The Democratic budget tax plan was not, as Democratic leaders keep saying, a rollback on tax cuts to the rich. The tax hikes they approved attack the budgets of lower- and middle-class Americans, including:

- Raising the 10 percent tax rate to 15 percent. The 10 percent bracket is paid by America's lowest wage earners. If the Senate approves the House tax package, more than 6 million individuals and families who now owe no taxes would be subject to a tax bill.
- Reimposing the marriage penalty. Eliminating the marriage penalty has never been popular with Democrats. A bill I co-sponsored in 2000 made it to President Clinton's desk, only to be vetoed. The marriage penalty was lessened with tax-reform legislation in 2001 and eliminated in 2003. The House even voted to make it permanent in 2003. But permanent is a relative word in Washington. If the Democrats succeed, 23 million married taxpayers will see their tax bills increase an average of $466.
- Per-child tax credit. The Democrats voted to cut it in half, meaning a tax hike of an average of $859 for 31 million taxpayers.

And that's only the beginning. Roughly 116 million taxpayers would see an average tax increase of $1,833; 84 million women would pay an average tax increase of $2,121; approximately 48 million married couples would incur average tax increases of more than $3,000; taxes would increase by an average of $2,323 for 43 million families with children; about 12 million single women with children would pay an extra $1,091; 18 million elderly individuals would pay an average of $2,181 more; and tax bills for 27 million small-business owners would rise an average of more than $4,000.

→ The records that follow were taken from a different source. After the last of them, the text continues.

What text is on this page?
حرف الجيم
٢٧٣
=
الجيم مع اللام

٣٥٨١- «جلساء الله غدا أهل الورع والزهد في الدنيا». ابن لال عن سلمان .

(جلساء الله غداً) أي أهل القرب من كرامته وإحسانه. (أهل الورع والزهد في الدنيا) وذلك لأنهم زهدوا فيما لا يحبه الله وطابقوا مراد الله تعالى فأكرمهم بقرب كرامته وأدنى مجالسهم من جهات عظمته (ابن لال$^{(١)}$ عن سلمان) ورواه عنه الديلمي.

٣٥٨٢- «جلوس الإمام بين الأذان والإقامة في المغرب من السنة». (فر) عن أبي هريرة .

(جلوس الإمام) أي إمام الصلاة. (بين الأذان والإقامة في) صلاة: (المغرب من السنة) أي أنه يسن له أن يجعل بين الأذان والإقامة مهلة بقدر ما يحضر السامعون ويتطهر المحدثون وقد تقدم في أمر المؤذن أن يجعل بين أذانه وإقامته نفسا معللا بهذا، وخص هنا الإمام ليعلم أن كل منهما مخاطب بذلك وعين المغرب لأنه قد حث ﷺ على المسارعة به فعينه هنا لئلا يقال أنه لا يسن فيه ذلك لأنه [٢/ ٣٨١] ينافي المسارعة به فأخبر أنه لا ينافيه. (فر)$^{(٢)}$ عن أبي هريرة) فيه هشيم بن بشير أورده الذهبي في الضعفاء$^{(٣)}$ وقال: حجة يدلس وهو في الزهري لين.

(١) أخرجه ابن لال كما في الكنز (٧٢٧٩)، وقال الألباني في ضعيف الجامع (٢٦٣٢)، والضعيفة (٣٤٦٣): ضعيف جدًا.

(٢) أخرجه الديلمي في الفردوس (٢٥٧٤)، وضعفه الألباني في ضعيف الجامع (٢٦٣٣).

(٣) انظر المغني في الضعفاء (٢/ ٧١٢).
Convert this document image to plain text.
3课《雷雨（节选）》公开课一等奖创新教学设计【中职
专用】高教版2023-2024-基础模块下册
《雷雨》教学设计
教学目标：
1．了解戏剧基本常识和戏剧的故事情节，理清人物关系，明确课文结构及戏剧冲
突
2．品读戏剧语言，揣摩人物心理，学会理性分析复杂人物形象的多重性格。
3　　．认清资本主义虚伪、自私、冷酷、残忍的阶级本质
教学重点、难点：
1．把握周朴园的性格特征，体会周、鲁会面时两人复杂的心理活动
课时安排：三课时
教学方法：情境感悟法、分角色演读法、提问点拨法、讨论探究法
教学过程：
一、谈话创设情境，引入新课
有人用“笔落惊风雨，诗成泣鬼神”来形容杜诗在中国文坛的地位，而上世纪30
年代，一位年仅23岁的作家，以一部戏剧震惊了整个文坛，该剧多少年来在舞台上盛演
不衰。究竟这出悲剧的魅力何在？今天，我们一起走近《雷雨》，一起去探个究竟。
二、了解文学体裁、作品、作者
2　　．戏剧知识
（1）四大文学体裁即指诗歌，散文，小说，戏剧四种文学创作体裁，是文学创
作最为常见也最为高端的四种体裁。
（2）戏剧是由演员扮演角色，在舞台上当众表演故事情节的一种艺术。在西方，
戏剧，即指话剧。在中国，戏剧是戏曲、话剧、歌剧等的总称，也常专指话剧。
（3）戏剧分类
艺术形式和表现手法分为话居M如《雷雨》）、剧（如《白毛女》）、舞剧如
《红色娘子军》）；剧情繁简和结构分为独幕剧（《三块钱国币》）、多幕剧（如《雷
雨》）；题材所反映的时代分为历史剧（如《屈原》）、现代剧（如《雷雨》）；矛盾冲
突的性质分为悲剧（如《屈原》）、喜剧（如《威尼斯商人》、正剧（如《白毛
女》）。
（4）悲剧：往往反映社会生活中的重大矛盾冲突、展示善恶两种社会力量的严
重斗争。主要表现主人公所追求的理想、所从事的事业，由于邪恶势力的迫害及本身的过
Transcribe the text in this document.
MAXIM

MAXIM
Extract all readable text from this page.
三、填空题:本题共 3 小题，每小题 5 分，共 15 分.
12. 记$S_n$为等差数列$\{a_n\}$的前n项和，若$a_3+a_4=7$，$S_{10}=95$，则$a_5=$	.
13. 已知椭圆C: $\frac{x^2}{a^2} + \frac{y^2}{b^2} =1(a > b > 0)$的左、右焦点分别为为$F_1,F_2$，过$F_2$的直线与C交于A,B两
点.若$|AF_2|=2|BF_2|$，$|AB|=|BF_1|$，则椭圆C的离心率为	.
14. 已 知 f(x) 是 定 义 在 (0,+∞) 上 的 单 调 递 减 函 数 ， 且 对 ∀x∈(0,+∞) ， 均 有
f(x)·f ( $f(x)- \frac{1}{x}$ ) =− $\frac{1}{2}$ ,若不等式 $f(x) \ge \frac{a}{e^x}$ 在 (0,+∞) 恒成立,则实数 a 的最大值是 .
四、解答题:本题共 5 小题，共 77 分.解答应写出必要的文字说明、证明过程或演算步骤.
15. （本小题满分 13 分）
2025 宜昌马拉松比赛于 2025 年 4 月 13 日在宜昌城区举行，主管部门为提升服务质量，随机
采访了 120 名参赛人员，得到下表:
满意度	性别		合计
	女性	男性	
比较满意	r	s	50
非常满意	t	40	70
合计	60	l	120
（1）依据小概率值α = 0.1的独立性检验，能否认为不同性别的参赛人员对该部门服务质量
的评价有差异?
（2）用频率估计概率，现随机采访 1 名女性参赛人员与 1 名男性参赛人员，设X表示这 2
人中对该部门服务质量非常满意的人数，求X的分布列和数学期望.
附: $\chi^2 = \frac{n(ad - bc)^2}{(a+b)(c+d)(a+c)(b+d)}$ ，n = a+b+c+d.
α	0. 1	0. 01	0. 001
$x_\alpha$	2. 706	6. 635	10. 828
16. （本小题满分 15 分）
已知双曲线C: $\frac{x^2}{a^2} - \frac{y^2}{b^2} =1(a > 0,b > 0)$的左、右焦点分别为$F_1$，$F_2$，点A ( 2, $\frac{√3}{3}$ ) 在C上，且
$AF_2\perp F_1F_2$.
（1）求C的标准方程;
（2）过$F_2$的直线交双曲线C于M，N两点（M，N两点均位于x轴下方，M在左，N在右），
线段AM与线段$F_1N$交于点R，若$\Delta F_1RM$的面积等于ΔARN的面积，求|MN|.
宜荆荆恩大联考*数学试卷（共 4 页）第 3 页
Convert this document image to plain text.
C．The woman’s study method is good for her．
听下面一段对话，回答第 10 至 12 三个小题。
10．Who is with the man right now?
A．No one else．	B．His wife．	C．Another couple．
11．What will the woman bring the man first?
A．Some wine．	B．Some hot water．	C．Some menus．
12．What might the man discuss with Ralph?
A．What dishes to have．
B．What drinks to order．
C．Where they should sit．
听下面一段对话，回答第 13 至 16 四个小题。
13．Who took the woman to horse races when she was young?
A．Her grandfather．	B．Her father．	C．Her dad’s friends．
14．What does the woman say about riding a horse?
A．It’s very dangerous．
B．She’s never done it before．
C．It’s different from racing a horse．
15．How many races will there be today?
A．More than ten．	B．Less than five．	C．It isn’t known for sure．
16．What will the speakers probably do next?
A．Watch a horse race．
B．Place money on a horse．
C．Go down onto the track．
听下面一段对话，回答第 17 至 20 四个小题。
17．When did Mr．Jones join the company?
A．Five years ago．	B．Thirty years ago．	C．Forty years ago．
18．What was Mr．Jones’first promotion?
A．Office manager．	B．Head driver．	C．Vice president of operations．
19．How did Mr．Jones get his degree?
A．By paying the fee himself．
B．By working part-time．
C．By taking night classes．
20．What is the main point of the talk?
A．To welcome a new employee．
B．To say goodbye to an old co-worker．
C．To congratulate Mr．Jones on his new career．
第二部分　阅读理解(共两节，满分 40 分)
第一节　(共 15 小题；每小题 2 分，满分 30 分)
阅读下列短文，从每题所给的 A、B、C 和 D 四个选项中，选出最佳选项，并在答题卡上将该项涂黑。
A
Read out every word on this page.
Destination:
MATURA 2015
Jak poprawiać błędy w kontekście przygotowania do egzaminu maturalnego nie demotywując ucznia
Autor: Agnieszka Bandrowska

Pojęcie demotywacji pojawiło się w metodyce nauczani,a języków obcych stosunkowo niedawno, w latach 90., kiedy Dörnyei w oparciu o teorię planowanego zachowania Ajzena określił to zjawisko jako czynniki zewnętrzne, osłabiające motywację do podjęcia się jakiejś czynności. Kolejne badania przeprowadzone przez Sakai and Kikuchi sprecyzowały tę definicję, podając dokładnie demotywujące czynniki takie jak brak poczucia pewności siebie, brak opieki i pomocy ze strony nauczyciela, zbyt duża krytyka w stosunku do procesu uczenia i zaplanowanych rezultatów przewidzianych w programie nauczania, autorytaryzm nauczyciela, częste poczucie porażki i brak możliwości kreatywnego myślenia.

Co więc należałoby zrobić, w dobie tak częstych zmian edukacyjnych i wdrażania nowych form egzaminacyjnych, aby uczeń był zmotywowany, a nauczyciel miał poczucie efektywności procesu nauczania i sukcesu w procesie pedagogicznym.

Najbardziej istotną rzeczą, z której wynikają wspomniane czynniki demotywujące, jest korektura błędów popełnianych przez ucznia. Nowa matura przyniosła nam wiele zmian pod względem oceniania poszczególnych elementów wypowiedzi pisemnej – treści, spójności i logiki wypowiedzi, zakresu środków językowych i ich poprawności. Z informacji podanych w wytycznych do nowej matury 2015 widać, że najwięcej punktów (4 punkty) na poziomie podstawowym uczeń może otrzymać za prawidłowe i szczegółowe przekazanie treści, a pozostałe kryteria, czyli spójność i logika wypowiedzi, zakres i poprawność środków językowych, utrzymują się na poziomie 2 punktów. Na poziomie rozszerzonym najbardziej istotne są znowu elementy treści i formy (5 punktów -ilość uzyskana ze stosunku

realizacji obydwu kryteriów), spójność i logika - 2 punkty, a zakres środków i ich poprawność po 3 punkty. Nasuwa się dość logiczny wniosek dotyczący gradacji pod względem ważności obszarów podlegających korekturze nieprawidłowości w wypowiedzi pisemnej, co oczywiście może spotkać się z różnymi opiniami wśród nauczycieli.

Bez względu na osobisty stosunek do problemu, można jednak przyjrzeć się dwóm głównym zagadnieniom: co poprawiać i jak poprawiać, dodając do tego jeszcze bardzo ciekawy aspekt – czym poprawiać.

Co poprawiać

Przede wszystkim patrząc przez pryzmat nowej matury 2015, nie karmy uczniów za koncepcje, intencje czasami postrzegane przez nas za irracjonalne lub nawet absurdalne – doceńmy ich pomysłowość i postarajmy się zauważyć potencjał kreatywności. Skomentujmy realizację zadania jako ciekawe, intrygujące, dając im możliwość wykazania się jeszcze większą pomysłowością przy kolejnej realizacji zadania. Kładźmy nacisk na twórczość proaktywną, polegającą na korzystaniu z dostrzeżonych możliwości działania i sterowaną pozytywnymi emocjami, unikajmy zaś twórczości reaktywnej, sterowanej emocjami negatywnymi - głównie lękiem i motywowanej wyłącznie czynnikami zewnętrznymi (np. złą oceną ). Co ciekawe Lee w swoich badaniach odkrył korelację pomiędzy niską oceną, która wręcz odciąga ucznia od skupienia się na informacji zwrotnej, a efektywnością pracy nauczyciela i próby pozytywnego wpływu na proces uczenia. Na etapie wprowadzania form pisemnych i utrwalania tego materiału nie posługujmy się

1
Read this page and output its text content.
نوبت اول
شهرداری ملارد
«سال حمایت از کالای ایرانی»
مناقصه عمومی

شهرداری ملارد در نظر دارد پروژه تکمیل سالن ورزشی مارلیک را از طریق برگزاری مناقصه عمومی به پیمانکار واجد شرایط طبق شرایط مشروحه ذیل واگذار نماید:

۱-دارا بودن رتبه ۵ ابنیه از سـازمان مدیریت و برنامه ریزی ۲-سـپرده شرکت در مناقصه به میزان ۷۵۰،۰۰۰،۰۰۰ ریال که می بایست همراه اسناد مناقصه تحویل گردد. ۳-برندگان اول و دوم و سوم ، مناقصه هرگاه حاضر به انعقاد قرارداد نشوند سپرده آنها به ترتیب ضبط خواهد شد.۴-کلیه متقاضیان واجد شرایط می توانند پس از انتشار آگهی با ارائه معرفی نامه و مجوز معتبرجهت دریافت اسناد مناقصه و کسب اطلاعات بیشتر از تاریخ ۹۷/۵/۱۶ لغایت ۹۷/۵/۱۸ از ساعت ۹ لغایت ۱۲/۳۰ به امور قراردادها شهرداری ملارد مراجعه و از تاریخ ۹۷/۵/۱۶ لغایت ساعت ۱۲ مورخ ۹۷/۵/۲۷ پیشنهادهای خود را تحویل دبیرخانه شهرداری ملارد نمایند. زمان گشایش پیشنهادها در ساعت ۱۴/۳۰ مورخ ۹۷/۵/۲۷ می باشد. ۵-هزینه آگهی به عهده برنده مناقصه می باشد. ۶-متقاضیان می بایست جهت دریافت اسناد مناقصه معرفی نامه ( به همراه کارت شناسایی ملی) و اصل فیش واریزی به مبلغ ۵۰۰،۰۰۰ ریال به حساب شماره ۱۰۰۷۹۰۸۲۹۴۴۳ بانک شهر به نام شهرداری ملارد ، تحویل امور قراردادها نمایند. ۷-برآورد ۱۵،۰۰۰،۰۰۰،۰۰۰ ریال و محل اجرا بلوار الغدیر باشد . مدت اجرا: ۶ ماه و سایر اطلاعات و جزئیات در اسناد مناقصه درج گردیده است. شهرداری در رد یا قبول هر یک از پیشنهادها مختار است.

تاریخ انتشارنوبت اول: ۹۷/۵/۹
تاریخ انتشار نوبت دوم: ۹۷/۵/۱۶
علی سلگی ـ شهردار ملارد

The average tax increase to California taxpayers—you and me—would be $3,331.

Make no mistake: This plan will hurt the economy. The current congressional leadership would do well to pay attention to the direction from a Democrat who understood economics. In 1962, President Kennedy told the Economic Club of New York: "In short, it is a paradoxical truth that tax rates are too high today and tax revenues are too low, and the soundest way to raise the revenues in the long run is to cut the rates now."

Lower tax rates equal higher tax revenues. That's because when taxpayers have money to spend, they do. And any economist will tell us that spending drives the American economy. That was the thinking behind the stimulus checks. As the economy grows, there is more wealth to tax. Hence, tax revenues increase on lower tax rates.

History has shown that cutting the capital gains rate always stimulates the economy. Those who have capital gains are, by definition, investors. The more money they have to invest, the more the economy expands.

Congress should make the tax cuts of 2001 and 2003—which include the tax cuts to the poor, middle class, elderly, women, families and single mothers outlined above—permanent. The American economy works best when uncertainty is lessened. Making the cuts permanent—really permanent—would not only provide a real psychological boost, but, more importantly, it would help working families pay their mortgages and put food on the dinner table.

As JFK understood, lowering taxes is the best stimulus package Congress can pass. And raising them is an economic killer.